Parliament Funkadelic, Spare Parts, and Mos Scocious played the Congress Theatre
by Parker Langvardt
Chicago funk trio Mos Scocious started off George Clinton‘s “Funky Love” concert on 2/11 at the Congress Theater with a fat and loose hip-hop beat provided by their drummer, leading into a funk-rap reminiscent of 90s Beastie Boys. The rest of their impressive set included a diverse range of funk songs, drawing influence from reggae, Latin jazz, and progressive rock.
Chicago’s jazz-fusion group Spare Parts followed with spaced out instrumentals that ranged from danceable sounds similar to Lotus, to the early sounds of synthesizer pioneer Sun Ra. Their tendency toward self-indulgence and unnecessarily extended jams killed the mood after only 20 minutes into their set. Towards the end of their set, Spare Parts sedated the audience with monotonous keyboard melodies until they pulled out more lively jams based on Miike Snow‘s “Animal” and The Beatles staple, “She’s So Heavy.”

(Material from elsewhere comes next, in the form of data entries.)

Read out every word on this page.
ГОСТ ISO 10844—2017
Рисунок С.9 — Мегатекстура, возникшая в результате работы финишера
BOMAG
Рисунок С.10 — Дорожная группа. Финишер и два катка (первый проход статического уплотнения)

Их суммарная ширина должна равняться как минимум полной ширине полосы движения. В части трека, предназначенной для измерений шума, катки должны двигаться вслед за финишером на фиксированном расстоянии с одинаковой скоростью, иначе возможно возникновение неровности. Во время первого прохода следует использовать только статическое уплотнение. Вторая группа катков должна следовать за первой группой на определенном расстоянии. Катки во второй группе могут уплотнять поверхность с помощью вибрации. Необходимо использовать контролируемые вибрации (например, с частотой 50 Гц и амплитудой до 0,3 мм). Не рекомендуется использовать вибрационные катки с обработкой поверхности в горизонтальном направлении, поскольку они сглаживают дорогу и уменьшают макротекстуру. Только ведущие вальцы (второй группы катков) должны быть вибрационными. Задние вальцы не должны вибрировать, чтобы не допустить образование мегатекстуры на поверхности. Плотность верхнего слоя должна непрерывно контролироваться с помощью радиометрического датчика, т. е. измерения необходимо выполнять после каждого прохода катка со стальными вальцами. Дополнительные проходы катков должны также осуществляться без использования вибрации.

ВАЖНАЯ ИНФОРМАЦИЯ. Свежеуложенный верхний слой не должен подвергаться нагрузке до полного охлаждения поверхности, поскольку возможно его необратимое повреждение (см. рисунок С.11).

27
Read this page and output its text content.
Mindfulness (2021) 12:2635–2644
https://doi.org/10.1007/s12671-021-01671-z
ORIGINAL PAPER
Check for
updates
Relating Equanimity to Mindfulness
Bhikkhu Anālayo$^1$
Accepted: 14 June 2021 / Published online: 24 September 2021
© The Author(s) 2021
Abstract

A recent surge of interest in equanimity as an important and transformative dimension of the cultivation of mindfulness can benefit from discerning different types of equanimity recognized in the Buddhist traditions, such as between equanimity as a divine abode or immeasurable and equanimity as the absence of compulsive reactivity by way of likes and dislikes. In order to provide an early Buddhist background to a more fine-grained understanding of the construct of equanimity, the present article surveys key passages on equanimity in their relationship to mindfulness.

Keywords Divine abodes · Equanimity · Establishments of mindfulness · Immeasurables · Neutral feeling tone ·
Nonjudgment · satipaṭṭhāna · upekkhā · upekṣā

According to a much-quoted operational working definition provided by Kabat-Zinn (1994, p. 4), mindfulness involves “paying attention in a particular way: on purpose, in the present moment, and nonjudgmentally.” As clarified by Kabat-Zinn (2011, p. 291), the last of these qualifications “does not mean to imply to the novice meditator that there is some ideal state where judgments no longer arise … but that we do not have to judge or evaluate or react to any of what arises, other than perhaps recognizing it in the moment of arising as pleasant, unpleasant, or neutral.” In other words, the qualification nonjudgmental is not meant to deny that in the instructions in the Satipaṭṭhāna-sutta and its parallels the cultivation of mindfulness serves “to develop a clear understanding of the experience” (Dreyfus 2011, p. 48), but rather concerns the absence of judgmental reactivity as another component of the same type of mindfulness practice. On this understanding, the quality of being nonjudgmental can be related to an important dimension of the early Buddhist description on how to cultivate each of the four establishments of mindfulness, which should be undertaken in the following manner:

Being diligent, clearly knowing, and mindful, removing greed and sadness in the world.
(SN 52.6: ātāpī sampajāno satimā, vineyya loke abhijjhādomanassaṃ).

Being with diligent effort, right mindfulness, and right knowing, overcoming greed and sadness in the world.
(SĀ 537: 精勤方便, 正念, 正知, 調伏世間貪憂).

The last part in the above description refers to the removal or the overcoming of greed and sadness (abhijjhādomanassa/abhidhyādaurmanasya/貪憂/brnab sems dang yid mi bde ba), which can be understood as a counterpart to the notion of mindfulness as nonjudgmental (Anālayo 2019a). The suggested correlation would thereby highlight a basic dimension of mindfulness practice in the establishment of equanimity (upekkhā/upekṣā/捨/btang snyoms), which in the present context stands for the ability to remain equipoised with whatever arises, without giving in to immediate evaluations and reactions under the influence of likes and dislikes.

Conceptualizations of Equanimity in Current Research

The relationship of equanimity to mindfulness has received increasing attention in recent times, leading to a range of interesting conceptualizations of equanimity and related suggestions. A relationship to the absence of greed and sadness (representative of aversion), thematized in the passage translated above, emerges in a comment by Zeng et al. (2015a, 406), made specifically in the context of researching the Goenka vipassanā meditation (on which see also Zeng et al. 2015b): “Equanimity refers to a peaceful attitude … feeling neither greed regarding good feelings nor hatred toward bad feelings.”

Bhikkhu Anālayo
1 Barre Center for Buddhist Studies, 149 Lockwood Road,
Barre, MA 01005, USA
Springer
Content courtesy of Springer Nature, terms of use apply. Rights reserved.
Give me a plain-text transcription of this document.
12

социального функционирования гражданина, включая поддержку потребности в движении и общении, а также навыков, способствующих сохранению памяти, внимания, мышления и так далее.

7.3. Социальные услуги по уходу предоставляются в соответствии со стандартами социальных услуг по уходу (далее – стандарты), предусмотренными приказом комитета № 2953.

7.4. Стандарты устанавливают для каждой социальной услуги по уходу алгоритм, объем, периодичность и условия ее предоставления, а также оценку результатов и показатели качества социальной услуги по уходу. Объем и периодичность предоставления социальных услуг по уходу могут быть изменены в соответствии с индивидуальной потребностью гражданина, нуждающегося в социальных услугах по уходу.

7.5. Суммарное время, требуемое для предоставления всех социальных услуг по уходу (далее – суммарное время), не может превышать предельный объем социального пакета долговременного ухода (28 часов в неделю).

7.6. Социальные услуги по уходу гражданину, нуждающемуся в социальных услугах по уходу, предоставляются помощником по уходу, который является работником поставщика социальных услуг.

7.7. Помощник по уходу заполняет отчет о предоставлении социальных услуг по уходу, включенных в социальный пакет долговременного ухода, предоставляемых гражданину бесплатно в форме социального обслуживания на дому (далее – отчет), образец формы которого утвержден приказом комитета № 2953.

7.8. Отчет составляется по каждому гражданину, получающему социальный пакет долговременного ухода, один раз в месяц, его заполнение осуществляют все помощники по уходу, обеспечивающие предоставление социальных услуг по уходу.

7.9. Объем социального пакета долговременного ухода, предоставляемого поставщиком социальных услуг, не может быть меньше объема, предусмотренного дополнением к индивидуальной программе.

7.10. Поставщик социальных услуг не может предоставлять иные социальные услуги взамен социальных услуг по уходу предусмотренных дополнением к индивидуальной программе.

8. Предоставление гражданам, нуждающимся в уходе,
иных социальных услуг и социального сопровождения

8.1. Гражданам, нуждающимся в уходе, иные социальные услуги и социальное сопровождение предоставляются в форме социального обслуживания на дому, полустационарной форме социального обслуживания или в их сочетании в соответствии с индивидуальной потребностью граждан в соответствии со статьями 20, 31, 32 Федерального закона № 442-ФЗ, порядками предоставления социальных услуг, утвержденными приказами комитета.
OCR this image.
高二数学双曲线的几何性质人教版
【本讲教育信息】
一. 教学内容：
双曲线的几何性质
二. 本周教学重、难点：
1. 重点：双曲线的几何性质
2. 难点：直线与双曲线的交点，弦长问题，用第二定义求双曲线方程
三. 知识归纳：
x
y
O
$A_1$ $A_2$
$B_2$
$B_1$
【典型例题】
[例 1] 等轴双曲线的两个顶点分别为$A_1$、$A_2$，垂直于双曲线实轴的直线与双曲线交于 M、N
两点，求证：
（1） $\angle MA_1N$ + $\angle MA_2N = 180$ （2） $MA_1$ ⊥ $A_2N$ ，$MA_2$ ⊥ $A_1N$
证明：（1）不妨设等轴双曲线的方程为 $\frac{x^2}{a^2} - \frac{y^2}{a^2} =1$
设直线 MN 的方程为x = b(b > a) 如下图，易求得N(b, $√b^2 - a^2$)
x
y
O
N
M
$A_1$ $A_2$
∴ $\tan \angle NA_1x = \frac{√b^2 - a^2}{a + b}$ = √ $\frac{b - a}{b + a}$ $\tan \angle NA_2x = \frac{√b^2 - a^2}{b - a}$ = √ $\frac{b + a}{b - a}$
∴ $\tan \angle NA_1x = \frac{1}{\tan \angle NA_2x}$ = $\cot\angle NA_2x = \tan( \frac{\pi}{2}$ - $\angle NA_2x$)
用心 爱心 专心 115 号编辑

After an unusually casual set-up and sound check, the ragtag Parliament-Funkadelic crew made up of over 20 musicians, vocalists, and other characters filtered onto the stage in pig hats, zebra patterned garb, crowns, and yellow hazmat suits opening with a message from Parliament’s 1976 LP Mothership Connection:
“…We have taken control as to bring you this special show. We will return it to you as soon as you are grooving…”
The audience was quickly dancing and grooving, but one thing was missing- George Clinton’s multicolored hair. After the rest of the band had to point out his location in the sea of P-Funkers, dancer Sir Nose responded to Clinton’s shaved head and red beret with a large green sign stating “FUCK GEORGE.” Clinton then proclaimed that the clock had turned to 4:20, and his aptly named granddaughter Sativa Diva rapped a set of songs reflecting her name while George scanned the audience for someone willing to share. The rest of their set comprised of a variety of Clinton-produced hits such as “The Atomic Dog,” popular yet blandly performed songs like “Flash Light,” and a handful of other funk jams from Parliament’s extensive career.